At some point, we have to process the data in each CPU buffer and enter
it into the main (event) buffer. The file
buffer_sync.c
contains the relevant code. We
periodically (currently every HZ
/4 jiffies) start
the synchronisation process. In addition, we process the buffers on
certain events, such as an application calling
munmap()
. This is particularly important for
exit()
- because the CPU buffers contain pointers
to the task structure, if we don't process all the buffers before the
task is actually destroyed and the task structure freed, then we could
end up trying to dereference a bogus pointer in one of the CPU buffers.
We also add a notification when a kernel module is loaded; this is so
that user-space can re-read /proc/modules
to
determine the load addresses of kernel module text sections. Without
this notification, samples for a newly-loaded module could get lost or
be attributed to the wrong module.
The synchronisation itself works in the following manner: first, mutual
exclusion on the event buffer is taken. Remember, we do not need to do
that for each CPU buffer, as we only read from the tail iterator (whilst
interrupts might be arriving at the same buffer, but they will write to
the position of the head iterator, leaving previously written entries
intact). Then, we process each CPU buffer in turn. A CPU switch
notification is added to the buffer first (for
--separate=cpu
support). Then the processing of the
actual data starts.
As mentioned, the CPU buffer consists of task switch entries and the
actual samples. When the routine sync_buffer()
sees
a task switch, the process ID and process group ID are recorded into the
event buffer, along with a dcookie (see below) identifying the
application binary (e.g. /bin/bash
). The
mmap_sem
for the task is then taken, to allow safe
iteration across the tasks' list of mapped areas. Each sample is then
processed as described in the next section.
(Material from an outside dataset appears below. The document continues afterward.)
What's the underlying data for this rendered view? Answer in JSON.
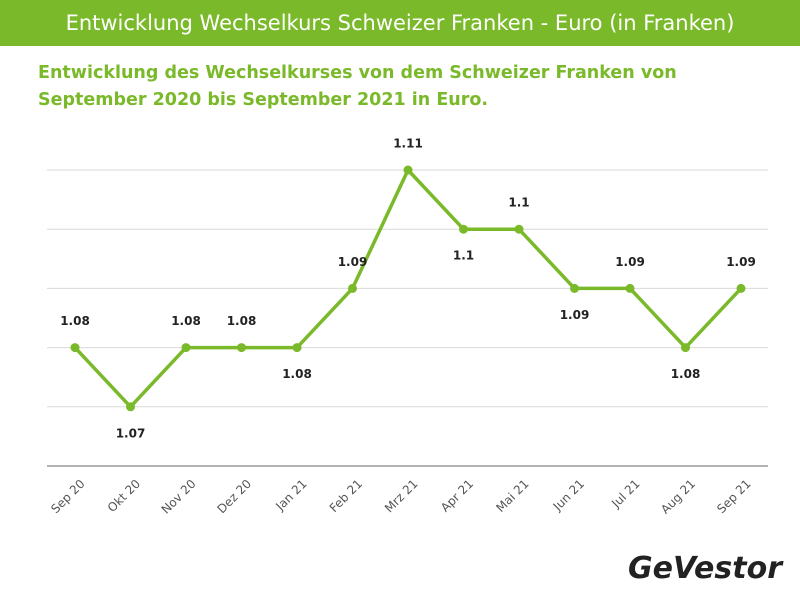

After a buffer has been read, the tail iterator is updated to reflect
how much of the buffer was processed. Note that when we determined how
much data there was to read in the CPU buffer, we also called
cpu_buffer_reset()
to reset
last_task
and last_is_kernel
, as
we've already mentioned. During the processing, more samples may have
been arriving in the CPU buffer; this is OK because we are careful to
only update the tail iterator to how much we actually read - on the next
buffer synchronisation, we will start again from that point.